Chinese researchers achieve breakthrough in protein engineering with potential to transform treatment of genetic diseases

A team of scientists at Zhejiang University in Hangzhou has achieved a major breakthrough in protein engineering, developing artificial proteins capable of regulating critical cell receptors associated with a wide range of diseases, including Parkinson’s.

According to China Daily, a partner of TV BRICS, the study demonstrates how researchers successfully designed synthetic proteins that can control the activity of G protein-coupled receptors (GPCRs), a large family of membrane proteins responsible for transmitting signals into cells and regulating essential physiological processes.

GPCRs play a central role in modern medicine, with more than 30 per cent of approved drugs worldwide targeting these receptors. Instead of targeting receptor activation alone, the research team adopted a fundamentally different approach by focusing on the structure of the receptors themselves. They engineered artificial transmembrane proteins, known as modulators, designed to attach to malfunctioning receptors and restore their function with greater precision.

Researchers liken this method to fitting a molecular-level prosthetic, effectively reinforcing or correcting defective biological structures. This strategy could provide longer-lasting and more robust therapeutic effects compared with traditional drug-based interventions.

As part of the study, the team used the dopamine D1 receptor as a model and successfully developed four modulators capable of restoring function in defective variants of the receptor.

The development process presented significant complexity due to the vast number of possible protein configurations.

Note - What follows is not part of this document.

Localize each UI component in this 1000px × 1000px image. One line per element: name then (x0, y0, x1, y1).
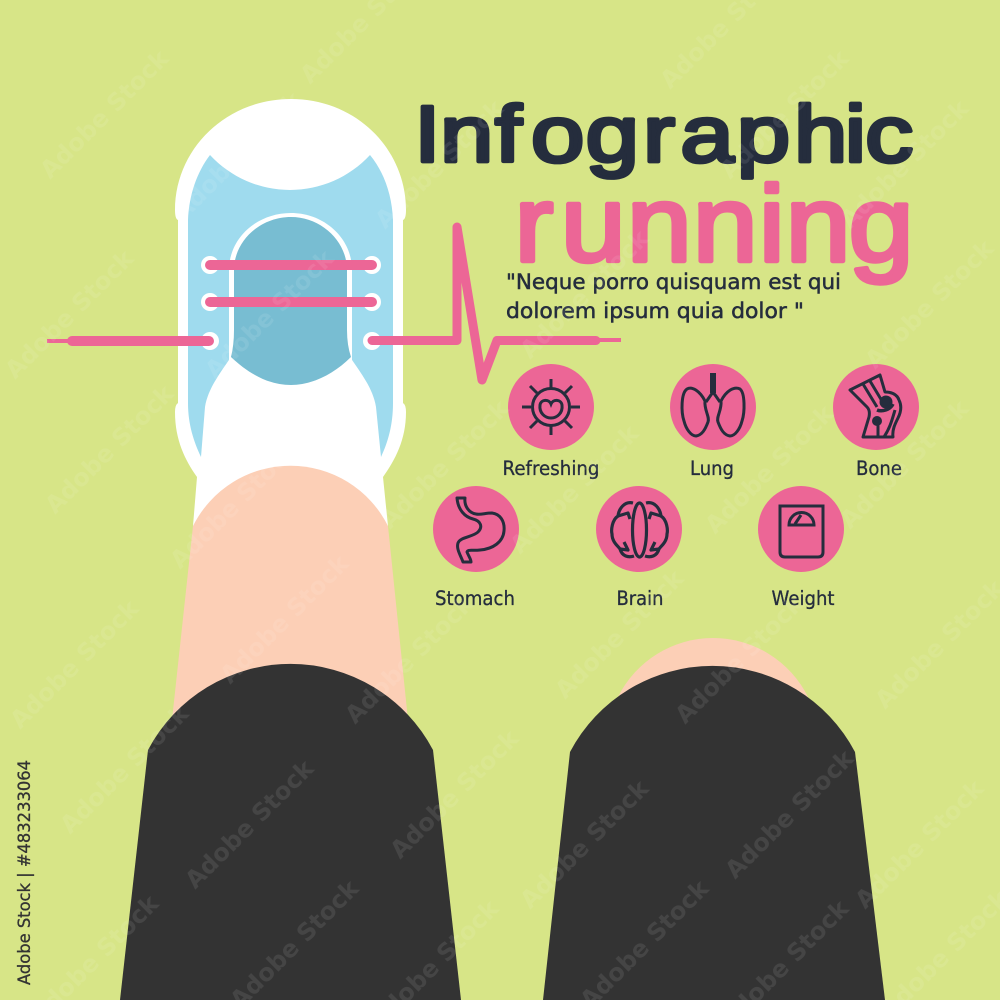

Designing a relatively small protein can involve an astronomical number of combinations, making traditional trial-and-error approaches impractical.

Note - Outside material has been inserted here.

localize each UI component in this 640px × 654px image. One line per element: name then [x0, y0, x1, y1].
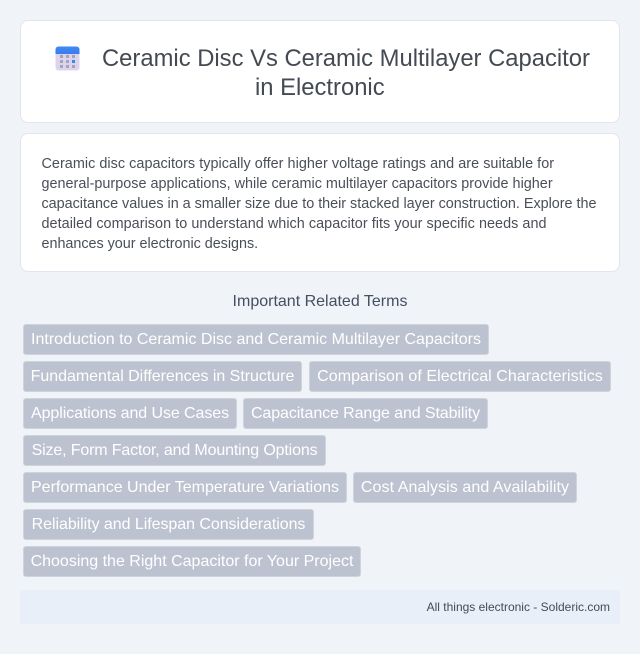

To overcome this, the researchers relied on advances in artificial intelligence, particularly generative models capable of designing entirely new proteins from scratch – a method known as de novo protein design. These tools allow scientists to create proteins that do not exist in nature with unprecedented speed and accuracy.

The team also developed an AI-guided system to analyse receptor structures and identify optimal binding sites. Using a method comparable to structured input prompts in AI systems, researchers generated highly specific modulators tailored to interact with target receptors.

Scientists say the findings could serve as a foundation for a new class of treatments targeting diseases caused by genetic mutations, offering a potential shift from symptom management to structural repair at the molecular level.